La Suisse s'apprête à dire non à l'Europe

Par , le 04 mars 2001 à 16h17 , mis à jour le 03 mars 2001 à 16h38

Les Suisses se prononcent aujourd'hui sur un référendum visant à accélérer l'adhésion à l'Union européenne. Une adhésion qui devrait être rejetée, les milieux d'affaires et l'opinion se sentant pris à rebrousse poil par Bruxelles sur plusieurs questions sensibles.

suisse2 drapeaux cartes-drapeaux monde © INTERNE

La Suisse a toujours prôné sa neutralité et ses habitants ne semblent pas voir d’un très bon œil le référendum organisé aujourd’hui sur une éventuelle adhésion accélérée de l’Etat à l’Union européenne. Selon les derniers sondages, 58% des Suisses voteraient contre l'ouverture immédiate de négociations d'adhésion, et 32% pour.
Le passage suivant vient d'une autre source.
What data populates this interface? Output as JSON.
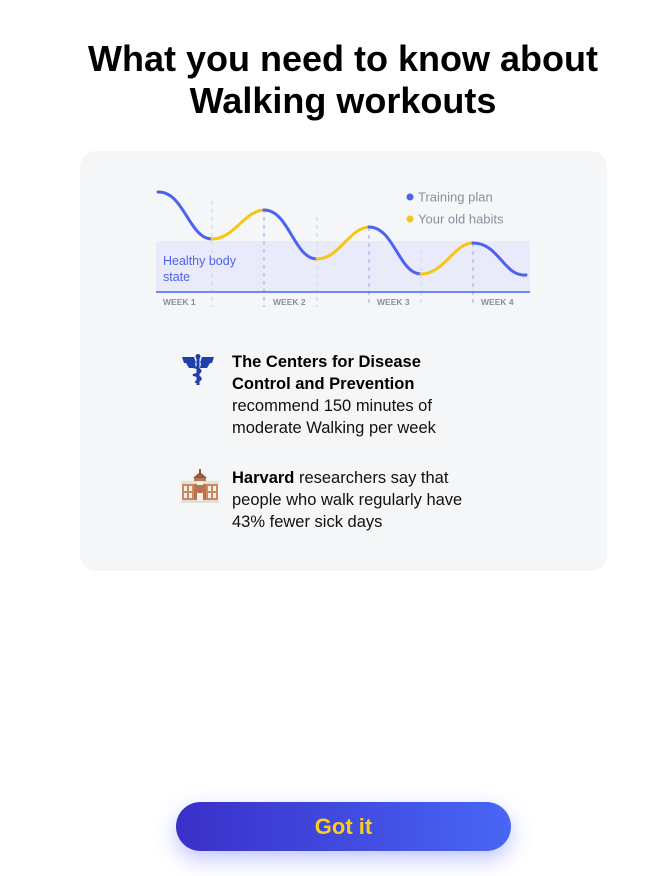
{
  "header": {
    "title_line1": "What you need to know about",
    "title_line2": "Walking workouts"
  },
  "chart_data": {
    "type": "line",
    "legend": [
      "Training plan",
      "Your old habits"
    ],
    "legend_placement": "top-right",
    "band_label": "Healthy body state",
    "x_tick_labels": [
      "WEEK 1",
      "WEEK 2",
      "WEEK 3",
      "WEEK 4"
    ],
    "colors": {
      "training": "#4c63ee",
      "habits": "#f5c518",
      "band": "#e9ebfa",
      "axis": "#4c63ee"
    }
  },
  "facts": [
    {
      "icon": "caduceus-icon",
      "bold": "The Centers for Disease Control and Prevention",
      "rest": " recommend 150 minutes of moderate Walking per week"
    },
    {
      "icon": "university-building-icon",
      "bold": "Harvard",
      "rest": " researchers say that people who walk regularly have 43% fewer sick days"
    }
  ],
  "actions": {
    "primary_label": "Got it"
  }
}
Entre " euro-turbos ", " euro-escargots " et "eurphobes"

La campagne a été décrite comme un combat entre "euro-turbos" et "euro-escargots". On y a vu d'une part, les jeunes socialistes, à l'origine de l'initiative, et tous ceux qui souhaitent ces négociations immédiates. Face à eux, les autres europhiles, dont le gouvernement, veulent l'intégration de la Confédération dans l'Europe, mais qui estiment le moment prématuré et qu'il vaut mieux attendre que les esprits mûrissent : autrement dit, ils veulent repousser l'ouverture de négociations à la prochaine législature (2003-2007).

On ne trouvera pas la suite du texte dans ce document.